The release marked the anniversary of DesJarlais’ swearing-in as the congressman for Tennessee’s 4th Congressional District, which takes in Middle Tennessee and parts of East Tennessee. Identical press releases targeted other first-term Republicans.

"With so much work to do to get the economy back on track and Americans back to work," the release said, "DesJarlais is spending his one year anniversary on vacation – only working 6 days in all of January."

Really?

We contacted the DCCC and asked them to back up the claim. They pointed us to the official House calendar, which shows just six official work days in January: the 17th, 18th, 23rd, 24th, 25th and the 31st.

We then called DesJarlais’ office to see how he was spending his time away from Washington. DesJarlais’ spokesman, Robert Jameson, said being a congressman is a lot like being a doctor. Neither is a 9-to-5 job. DesJarlais, by the way, happens to be both.

In fact, Jameson said, only one day during the entire month of January was blocked off for the congressman’s personal use. The other days were spent meeting with constituents, talking with staff and taking care of other official business.

"To say he was on vacation is completely ridiculous," Jameson said. "Part of being an elected member of Congress is going back and talking to your constituents. One of the things the congressman has been very good at is maintaining an open dialogue with his constituents about what goes on up here in Congress."

Jameson even provided a few examples from the congressman’s work schedule for some of the days that the DCCC says he was on vacation.

On Monday, Jan. 9th, for example, DesJarlais met with business leaders and local legislators in Crossville. The next day, Jan. 10th, he met with "job creators" in Warren County and with county officials in White and Warren counties. The next day, Jan. 11th, he met with business leaders and constituents in Manchester. The following Monday, Jan. 16th, was Martin Luther King Jr. Day, which is a federal holiday, but the congressman met with business leaders in the Chattanooga area to discuss upcoming legislation.

"The principles of elected representation mean you need to go back and talk to constituents," Jameson said. "I really have a problem, and so does the congressman, with anybody categorizing this as vacation. They’re not sitting there hanging out all day. They are meeting with constituents, figuring out what their needs are and their priorities."
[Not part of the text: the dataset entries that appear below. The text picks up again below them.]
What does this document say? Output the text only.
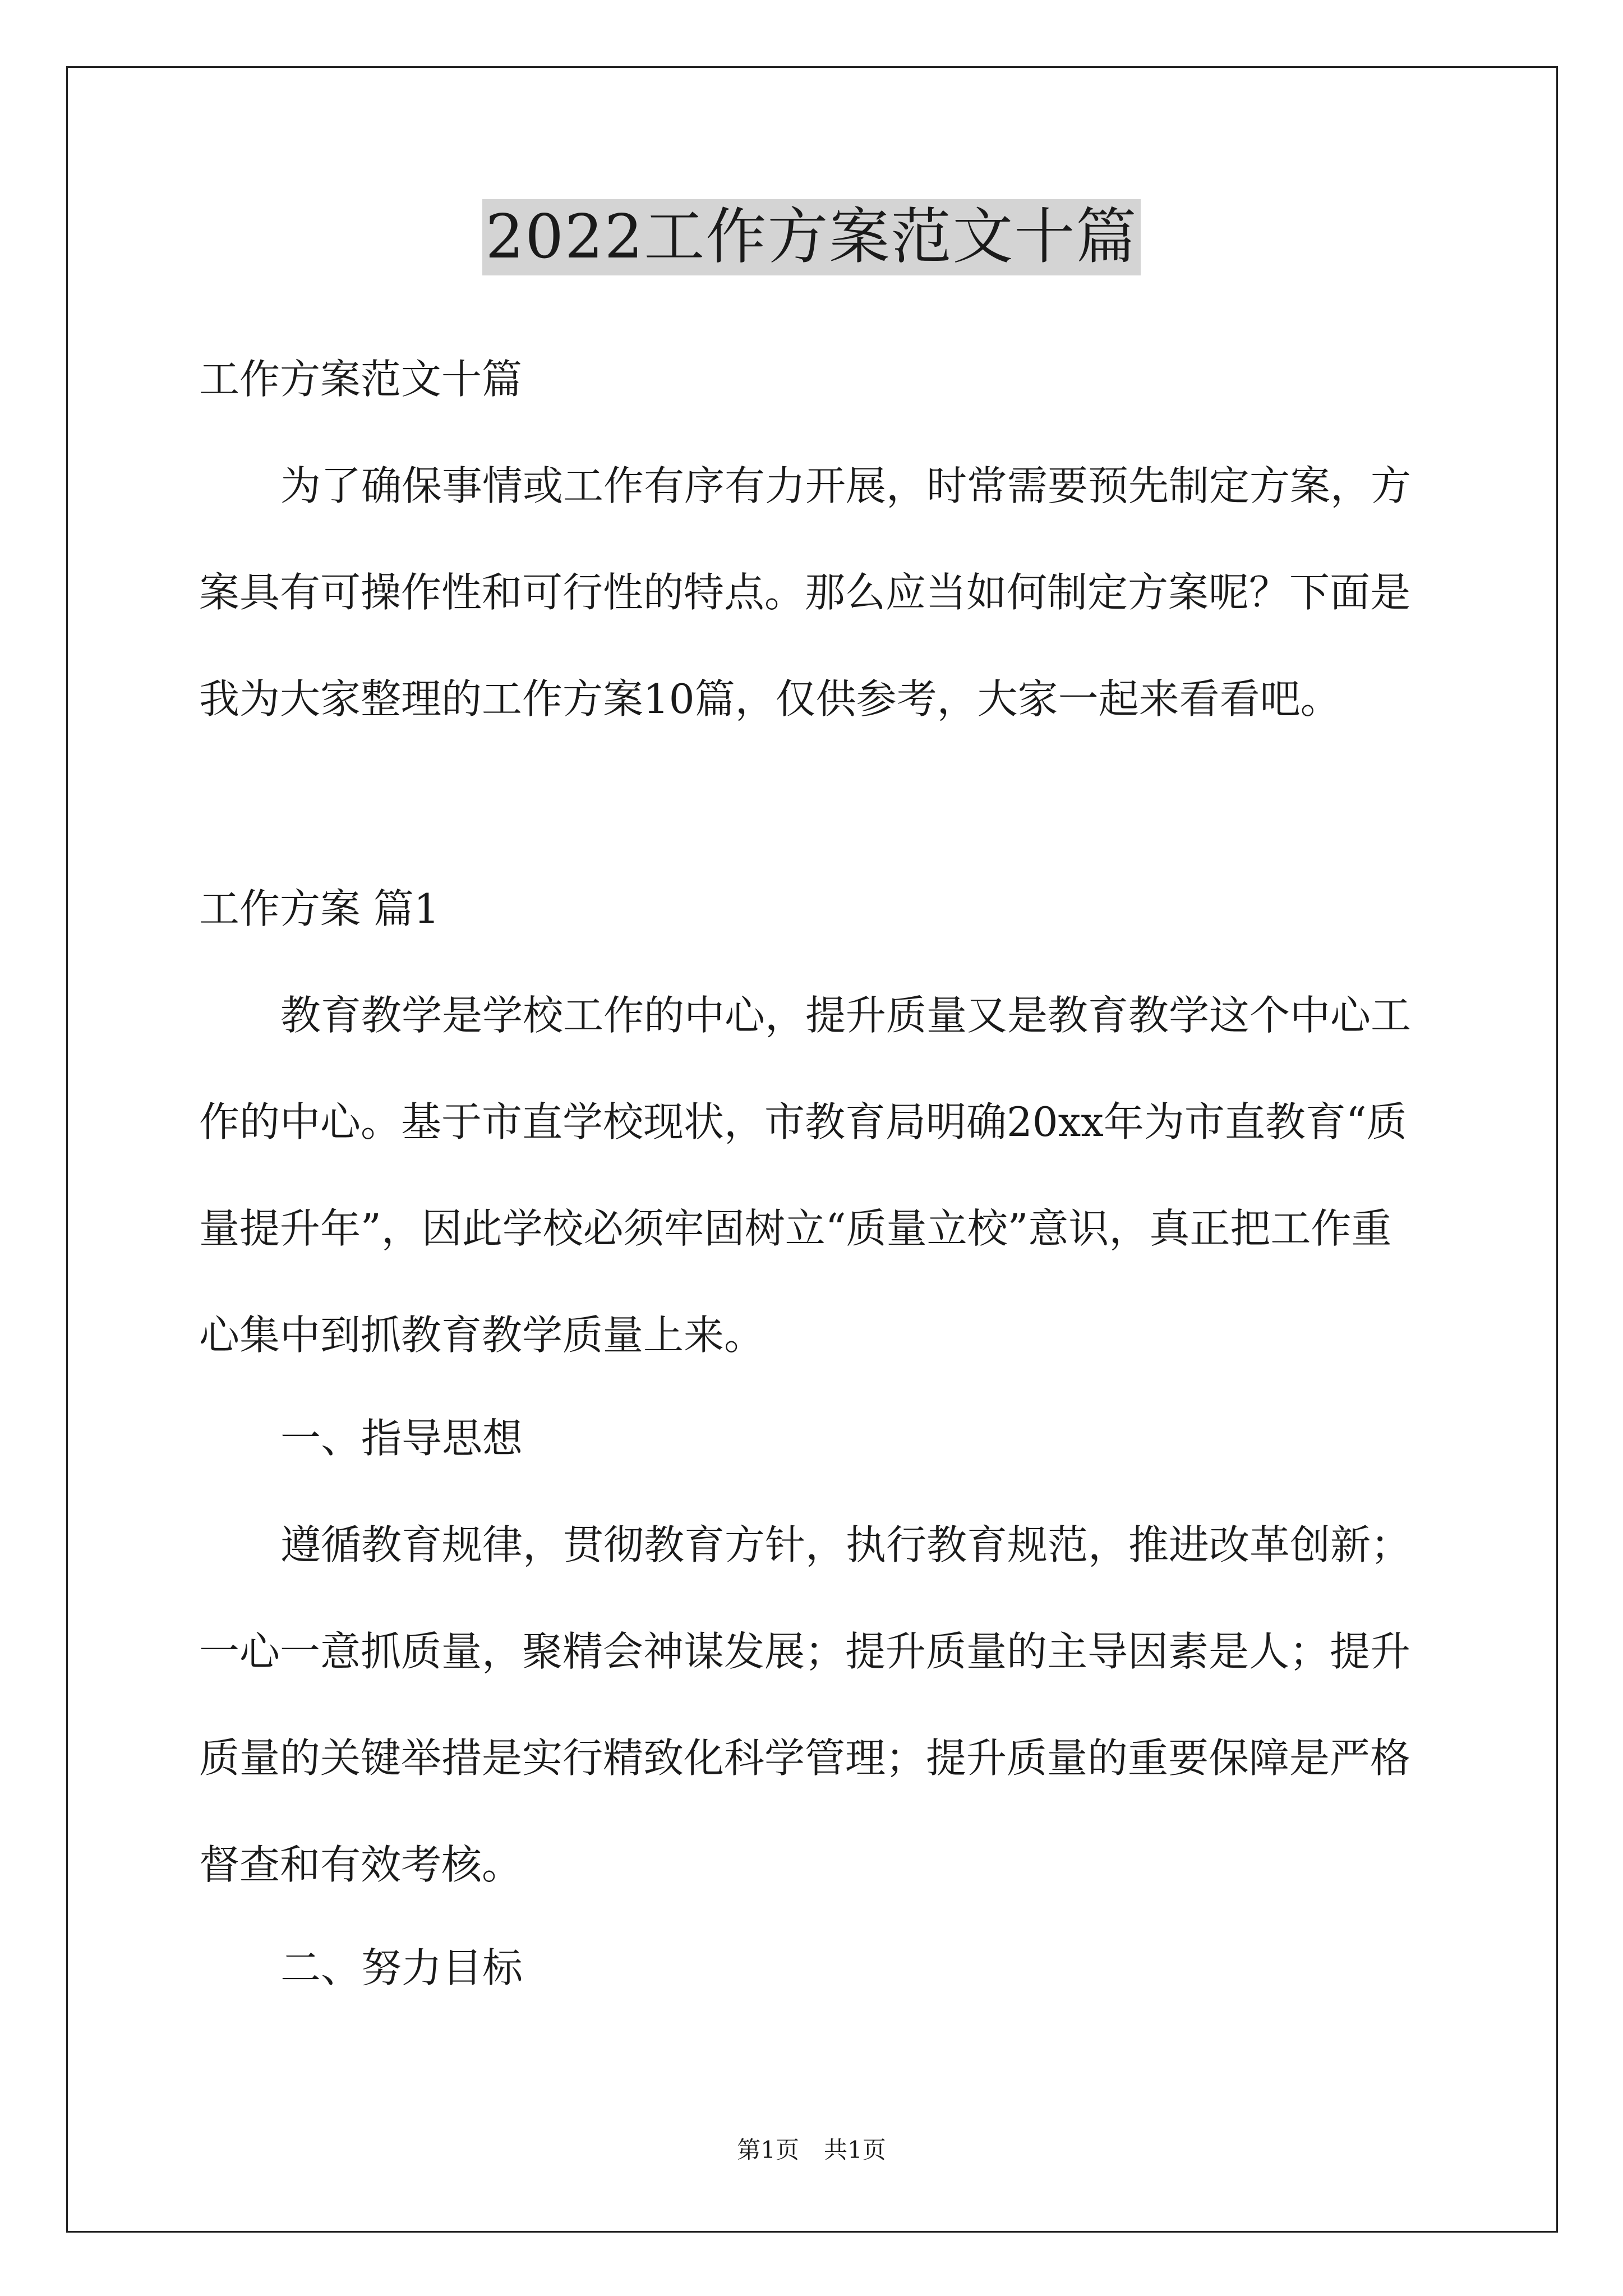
2022工作方案范文十篇

工作方案范文十篇

为了确保事情或工作有序有力开展，时常需要预先制定方案，方
案具有可操作性和可行性的特点。那么应当如何制定方案呢？下面是
我为大家整理的工作方案10篇，仅供参考，大家一起来看看吧。

工作方案 篇1

教育教学是学校工作的中心，提升质量又是教育教学这个中心工
作的中心。基于市直学校现状，市教育局明确20xx年为市直教育“质
量提升年”，因此学校必须牢固树立“质量立校”意识，真正把工作重
心集中到抓教育教学质量上来。

一、指导思想

遵循教育规律，贯彻教育方针，执行教育规范，推进改革创新；
一心一意抓质量，聚精会神谋发展；提升质量的主导因素是人；提升
质量的关键举措是实行精致化科学管理；提升质量的重要保障是严格
督查和有效考核。

二、努力目标

第1页 共1页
Our colleagues at PolitiFact Ohio recently looked into an identical claim against Rep. Bob Gibbs, R-Ohio. We think some of their points merit repeating:

"Travel days" and "home district periods" are facts of congressional life, whether the district time is used for constituent services, meetings or fundraising.
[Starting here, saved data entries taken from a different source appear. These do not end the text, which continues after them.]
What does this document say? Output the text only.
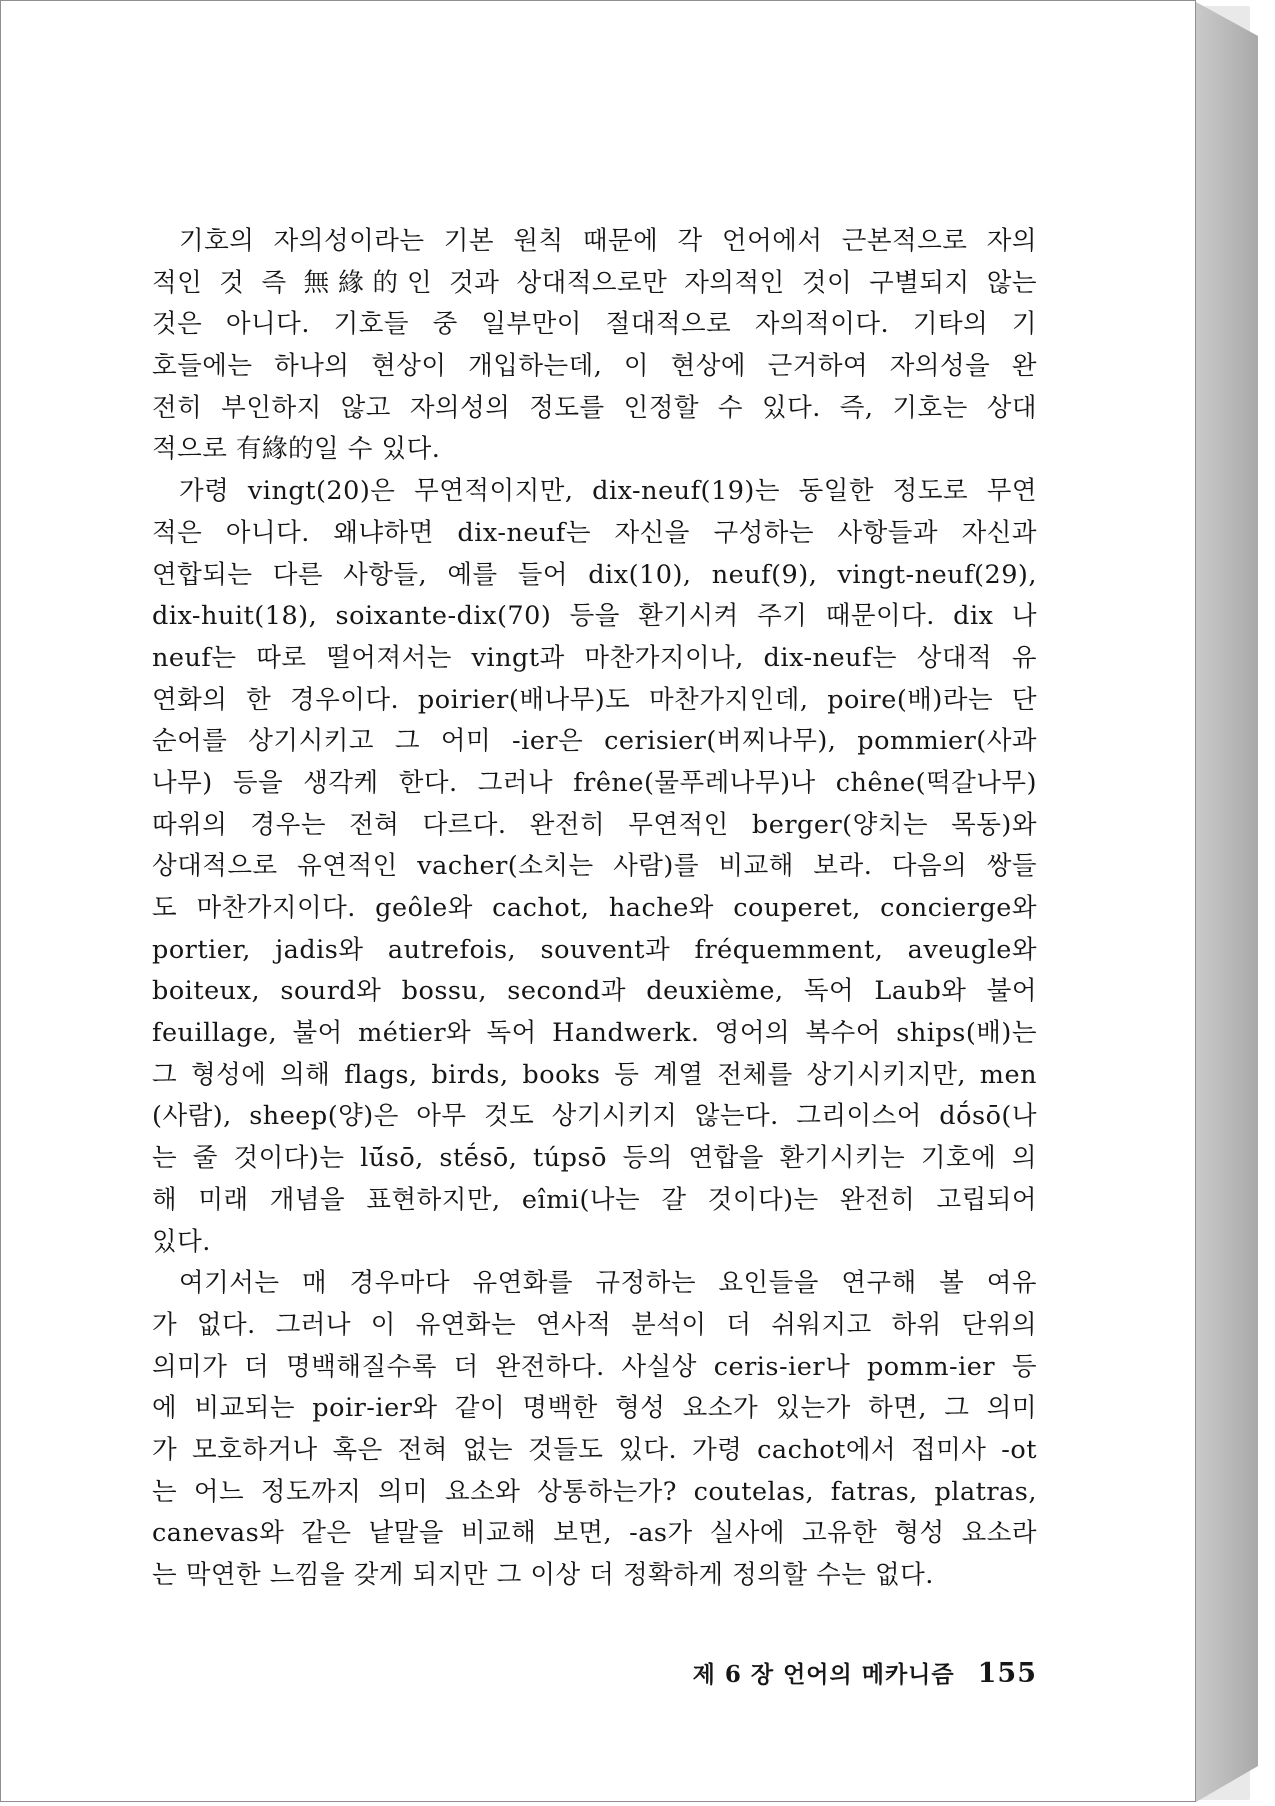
기호의 자의성이라는 기본 원칙 때문에 각 언어에서 근본적으로 자의
적인 것 즉 無緣的인 것과 상대적으로만 자의적인 것이 구별되지 않는
것은 아니다. 기호들 중 일부만이 절대적으로 자의적이다. 기타의 기
호들에는 하나의 현상이 개입하는데, 이 현상에 근거하여 자의성을 완
전히 부인하지 않고 자의성의 정도를 인정할 수 있다. 즉, 기호는 상대
적으로 有緣的일 수 있다.
가령 vingt(20)은 무연적이지만, dix-neuf(19)는 동일한 정도로 무연
적은 아니다. 왜냐하면 dix-neuf는 자신을 구성하는 사항들과 자신과
연합되는 다른 사항들, 예를 들어 dix(10), neuf(9), vingt-neuf(29),
dix-huit(18), soixante-dix(70) 등을 환기시켜 주기 때문이다. dix 나
neuf는 따로 떨어져서는 vingt과 마찬가지이나, dix-neuf는 상대적 유
연화의 한 경우이다. poirier(배나무)도 마찬가지인데, poire(배)라는 단
순어를 상기시키고 그 어미 -ier은 cerisier(버찌나무), pommier(사과
나무) 등을 생각케 한다. 그러나 frêne(물푸레나무)나 chêne(떡갈나무)
따위의 경우는 전혀 다르다. 완전히 무연적인 berger(양치는 목동)와
상대적으로 유연적인 vacher(소치는 사람)를 비교해 보라. 다음의 쌍들
도 마찬가지이다. geôle와 cachot, hache와 couperet, concierge와
portier, jadis와 autrefois, souvent과 fréquemment, aveugle와
boiteux, sourd와 bossu, second과 deuxième, 독어 Laub와 불어
feuillage, 불어 métier와 독어 Handwerk. 영어의 복수어 ships(배)는
그 형성에 의해 flags, birds, books 등 계열 전체를 상기시키지만, men
(사람), sheep(양)은 아무 것도 상기시키지 않는다. 그리이스어 dṓsō(나
는 줄 것이다)는 lū́sō, stḗsō, túpsō 등의 연합을 환기시키는 기호에 의
해 미래 개념을 표현하지만, eîmi(나는 갈 것이다)는 완전히 고립되어
있다.
여기서는 매 경우마다 유연화를 규정하는 요인들을 연구해 볼 여유
가 없다. 그러나 이 유연화는 연사적 분석이 더 쉬워지고 하위 단위의
의미가 더 명백해질수록 더 완전하다. 사실상 ceris-ier나 pomm-ier 등
에 비교되는 poir-ier와 같이 명백한 형성 요소가 있는가 하면, 그 의미
가 모호하거나 혹은 전혀 없는 것들도 있다. 가령 cachot에서 접미사 -ot
는 어느 정도까지 의미 요소와 상통하는가? coutelas, fatras, platras,
canevas와 같은 낱말을 비교해 보면, -as가 실사에 고유한 형성 요소라
는 막연한 느낌을 갖게 되지만 그 이상 더 정확하게 정의할 수는 없다.
제 6 장 언어의 메카니즘 155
"To be sure, few members will head to the beach," The Christian Science Monitor noted last year. "Between fundraisers, town-hall meetings, and constituent services, they tend to work at least as hard out of session as they do in it."

Committees can meet and hold hearings during a recess. And congressional offices in Washington and in the district remain staffed and open, even if the House is not in session.

House GOP Majority Leader Eric Cantor drew criticism for setting a light, 109-day calendar for 2012. But the scheduled 123-day calendar for 2011 became 175 days in session, according to figures from the Office of the House Clerk. The 104-day calendar that a Democratic majority set for 2008 – another election year – became 119 days. House sessions have averaged 135 days since 2000.

Something else to consider: The legislative calendar is set not by individual members, but by Cantor and congressional leadership and is followed by all lawmakers, including Democrats. As Jameson points out, based upon the DCCC standard, Democrats also would have been working only six days in January.

Our ruling

Just because Congress is on recess does not mean that lawmakers are on vacation. To make such a charge is to imply that a congressman’s work ends whenever he or she leaves Washington – a totally ridiculous claim.

The DCCC is rehashing a favorite talking point that grossly distorts the congressional calendar. The DCCC offers no specifics to back this up other than the schedule. That's not just false, it's a ridiculous distortion. Pants on Fire!